Hôpital en souffrance : la direction ne peut plus nier la réalité.
La C.G.T. alerte une nouvelle fois sur la dégradation alarmante de la situation au sein de notre établissement.
Depuis plusieurs mois, les conditions de travail se dégradent de semaine en semaine, l’absentéisme explose, les équipes sont épuisées, les arrêts maladie se multiplient.
Les agents, les soignants, les personnels administratifs, techniques et logistiques ainsi que l’encadrement, paient aujourd’hui le prix fort d’une gouvernance qui refuse de regarder la réalité en face.
Les cadres de santé en première ligne, sont contraints de jongler quotidiennement avec des effectifs insuffisants.

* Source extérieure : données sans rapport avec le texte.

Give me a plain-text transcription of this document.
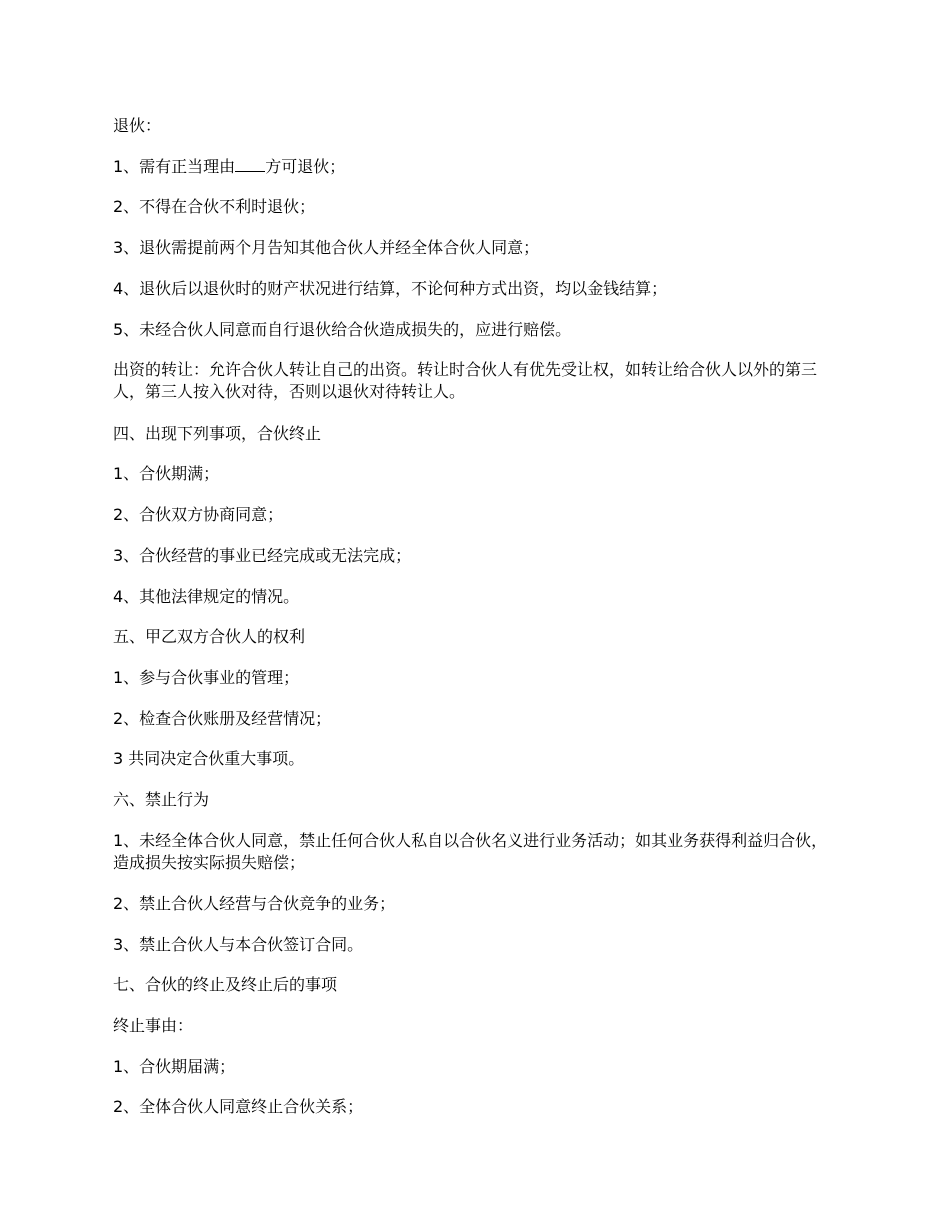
退伙：

1、需有正当理由 方可退伙；

2、不得在合伙不利时退伙；

3、退伙需提前两个月告知其他合伙人并经全体合伙人同意；

4、退伙后以退伙时的财产状况进行结算，不论何种方式出资，均以金钱结算；

5、未经合伙人同意而自行退伙给合伙造成损失的，应进行赔偿。

出资的转让：允许合伙人转让自己的出资。转让时合伙人有优先受让权，如转让给合伙人以外的第三人，第三人按入伙对待，否则以退伙对待转让人。

四、出现下列事项，合伙终止

1、合伙期满；

2、合伙双方协商同意；

3、合伙经营的事业已经完成或无法完成；

4、其他法律规定的情况。

五、甲乙双方合伙人的权利

1、参与合伙事业的管理；

2、检查合伙账册及经营情况；

3 共同决定合伙重大事项。

六、禁止行为

1、未经全体合伙人同意，禁止任何合伙人私自以合伙名义进行业务活动；如其业务获得利益归合伙，造成损失按实际损失赔偿；

2、禁止合伙人经营与合伙竞争的业务；

3、禁止合伙人与本合伙签订合同。

七、合伙的终止及终止后的事项

终止事由：

1、合伙期届满；

2、全体合伙人同意终止合伙关系；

Malgré leur engagement sans faille, ils subissent une pression permanente qui met désormais leur propre santé en danger (comme l’a démontré l’enquête C.G.T. sur leur exposition aux risque psychosociaux, récemment présentée à la direction des soins).

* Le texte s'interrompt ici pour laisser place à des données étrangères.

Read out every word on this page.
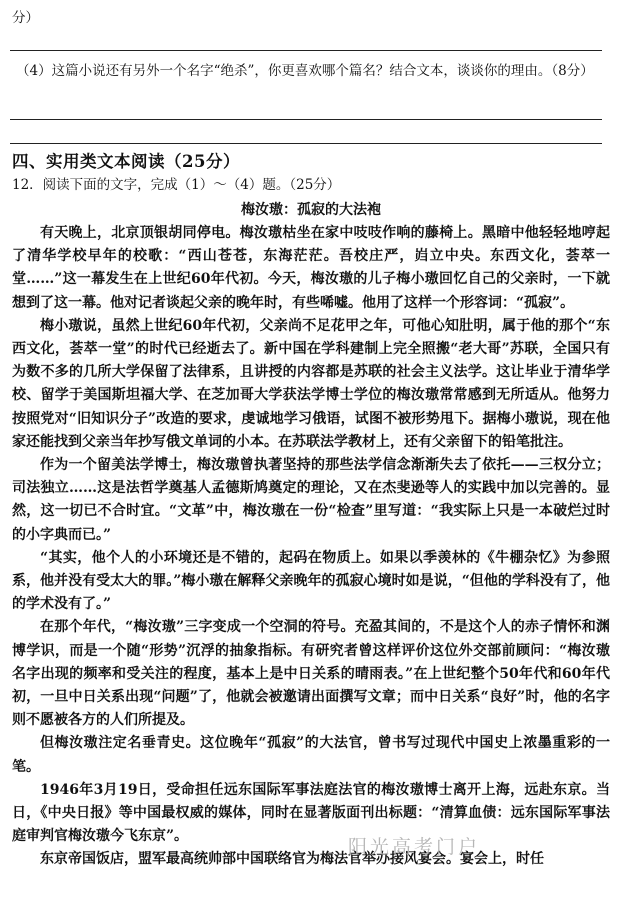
分）
（4）这篇小说还有另外一个名字“绝杀”，你更喜欢哪个篇名？结合文本，谈谈你的理由。（8分）
四、实用类文本阅读（25分）
12．阅读下面的文字，完成（1）～（4）题。（25分）
梅汝璈：孤寂的大法袍

有天晚上，北京顶银胡同停电。梅汝璈枯坐在家中吱吱作响的藤椅上。黑暗中他轻轻地哼起了清华学校早年的校歌：“西山苍苍，东海茫茫。吾校庄严，岿立中央。东西文化，荟萃一堂……”这一幕发生在上世纪60年代初。今天，梅汝璈的儿子梅小璈回忆自己的父亲时，一下就想到了这一幕。他对记者谈起父亲的晚年时，有些唏嘘。他用了这样一个形容词：“孤寂”。

梅小璈说，虽然上世纪60年代初，父亲尚不足花甲之年，可他心知肚明，属于他的那个“东西文化，荟萃一堂”的时代已经逝去了。新中国在学科建制上完全照搬“老大哥”苏联，全国只有为数不多的几所大学保留了法律系，且讲授的内容都是苏联的社会主义法学。这让毕业于清华学校、留学于美国斯坦福大学、在芝加哥大学获法学博士学位的梅汝璈常常感到无所适从。他努力按照党对“旧知识分子”改造的要求，虔诚地学习俄语，试图不被形势甩下。据梅小璈说，现在他家还能找到父亲当年抄写俄文单词的小本。在苏联法学教材上，还有父亲留下的铅笔批注。

作为一个留美法学博士，梅汝璈曾执著坚持的那些法学信念渐渐失去了依托——三权分立；司法独立……这是法哲学奠基人孟德斯鸠奠定的理论，又在杰斐逊等人的实践中加以完善的。显然，这一切已不合时宜。“文革”中，梅汝璈在一份“检查”里写道：“我实际上只是一本破烂过时的小字典而已。”

“其实，他个人的小环境还是不错的，起码在物质上。如果以季羡林的《牛棚杂忆》为参照系，他并没有受太大的罪。”梅小璈在解释父亲晚年的孤寂心境时如是说，“但他的学科没有了，他的学术没有了。”

在那个年代，“梅汝璈”三字变成一个空洞的符号。充盈其间的，不是这个人的赤子情怀和渊博学识，而是一个随“形势”沉浮的抽象指标。有研究者曾这样评价这位外交部前顾问：“梅汝璈名字出现的频率和受关注的程度，基本上是中日关系的晴雨表。”在上世纪整个50年代和60年代初，一旦中日关系出现“问题”了，他就会被邀请出面撰写文章；而中日关系“良好”时，他的名字则不愿被各方的人们所提及。

但梅汝璈注定名垂青史。这位晚年“孤寂”的大法官，曾书写过现代中国史上浓墨重彩的一笔。

1946年3月19日，受命担任远东国际军事法庭法官的梅汝璈博士离开上海，远赴东京。当日，《中央日报》等中国最权威的媒体，同时在显著版面刊出标题：“清算血债：远东国际军事法庭审判官梅汝璈今飞东京”。

东京帝国饭店，盟军最高统帅部中国联络官为梅法官举办接风宴会。宴会上，时任

阳光高考门户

Combien de temps pourront-ils encore tenir ?
Alors que l’absentéisme flambe, la Direction des ressources humaines regarde ailleurs et continue d’affirmer que les recrutements sont réalisés, que l’établissement est en situation de plein emploi et que le taux d’absentéisme est parmi les plus faibles !
Ces déclarations sont en totale contradiction avec ce que vivent les professionnels chaque jour sur le terrain. Les agents subissent la dégradation des plannings, les rappels sur les repos se multiplient, les remplacements deviennent impossibles et les conditions de prise en charge des patientes et des patients sont fragilisées.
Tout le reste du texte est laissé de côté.